Former JAIC members say the sandy area reveals a shadow.
“There is no hole,” said Mr. Karppinen, who has seen the footage. “Now I’m sure Mr. Bemis knows there is no hole, and he has no more interest in the wreck.”
But neither side has proof.
Other actions by Sweden have deepened suspicions of a coverup. The government wanted to seal the wreck in concrete, like the Chernobyl reactor, but balked after public outcry.
Sweden also hired Rockwater, now a division of Halliburton Co., to examine the Estonia. The dive produced 13 videotapes showing the wreck from every angle, except for the starboard hull area.
Lars Angstrom, a parliamentarian from Sweden’s Green Party, believes the Rockwater videos may have been edited. “The footage is always missing when the camera goes to a specific area of ship.” he says. “Where are the original videos?
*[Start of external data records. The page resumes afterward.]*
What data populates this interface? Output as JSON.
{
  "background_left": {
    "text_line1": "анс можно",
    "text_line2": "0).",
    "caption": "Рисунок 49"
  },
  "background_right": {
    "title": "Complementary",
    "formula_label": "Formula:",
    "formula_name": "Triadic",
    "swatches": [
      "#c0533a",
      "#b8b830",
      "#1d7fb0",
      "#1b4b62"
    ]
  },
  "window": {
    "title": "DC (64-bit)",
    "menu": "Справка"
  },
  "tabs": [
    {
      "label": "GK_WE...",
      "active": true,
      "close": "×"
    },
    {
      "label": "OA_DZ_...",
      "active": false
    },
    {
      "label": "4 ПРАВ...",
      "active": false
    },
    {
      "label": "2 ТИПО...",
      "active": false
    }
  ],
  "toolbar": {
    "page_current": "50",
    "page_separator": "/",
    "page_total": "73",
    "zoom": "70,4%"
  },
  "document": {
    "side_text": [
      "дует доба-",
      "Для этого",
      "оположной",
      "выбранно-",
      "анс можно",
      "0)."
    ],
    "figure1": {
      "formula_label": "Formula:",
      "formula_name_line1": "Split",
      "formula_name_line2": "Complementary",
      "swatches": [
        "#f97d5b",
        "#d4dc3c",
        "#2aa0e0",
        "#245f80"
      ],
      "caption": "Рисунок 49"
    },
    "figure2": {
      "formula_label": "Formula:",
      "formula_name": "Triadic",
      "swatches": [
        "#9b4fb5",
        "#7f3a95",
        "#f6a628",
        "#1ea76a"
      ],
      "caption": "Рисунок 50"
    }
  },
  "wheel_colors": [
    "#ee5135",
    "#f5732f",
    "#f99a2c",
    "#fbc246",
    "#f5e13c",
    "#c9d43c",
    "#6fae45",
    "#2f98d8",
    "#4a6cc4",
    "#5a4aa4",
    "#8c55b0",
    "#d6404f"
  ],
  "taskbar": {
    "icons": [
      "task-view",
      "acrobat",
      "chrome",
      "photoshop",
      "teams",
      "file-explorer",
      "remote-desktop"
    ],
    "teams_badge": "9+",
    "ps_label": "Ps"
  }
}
There have been no good answers to these questions.”
For 18 months Mr. Angstrom tried to get parliament to vote on a motion to re-examine the disaster. In May, the motion was included in a state budgetary debate, which turned it into a peripheral issue.
Parliament didn’t argue, Mr. Angstrom said, adding, “They just said there will be no new investigation. Usually you refer to earlier decisions or some arguments. I found it disturbing.”
Mr. Angstrom thinks national security could be an issue.
Mr. Heyman, from the Moderate Party, who was trained as a master mariner and served on ships before he entered politics, also supported an Estonia re-examination. He recalls discussing a draft motion in parliament.
“The chairman in the Social Democrat committee was more or less frightened,” Mr. Heyman said. “She put the issue on the shelf. I’ve been here 14 years and have never experienced anything like it.”
Perhaps the last chance of uncovering the truth through legal channels rests with a court case in Paris. A few families of the victims didn’t accept an insurance settlement and have been in a legal battle with the French ship-certification organization Bureau Veritas and the German shipyard.
Erik Schmill, a partner in the Schmill & Lombrez firm representing the families, says the case is stalled because several Swedish insurance companies that were obligated to pay legal fees in May haven’t done so.
Mr. Schmill believes he has a solid case. Three weeks before the Estonia sank, the Bureau Veritas was appointed to inspect and certify the vessel.
“We know nobody was actually on board to survey the vessel,” Mr. Schmill said. “There are clear documents that prove the Bureau Veritas failed in their duty.”
If the legal fees are paid and the case goes to the French court, Mr. Schmill believes the investigation into the Estonia disaster is likely to be reopened. He says an independent dive, supported by both the plaintiffs and defendants would probably occur regardless of the grave-site treaty.
“It would be very difficult for states to prevent a dive if ordered by a court in France,” Mr. Schmill said. “Then we would get the real answers as to why the vessel sank.”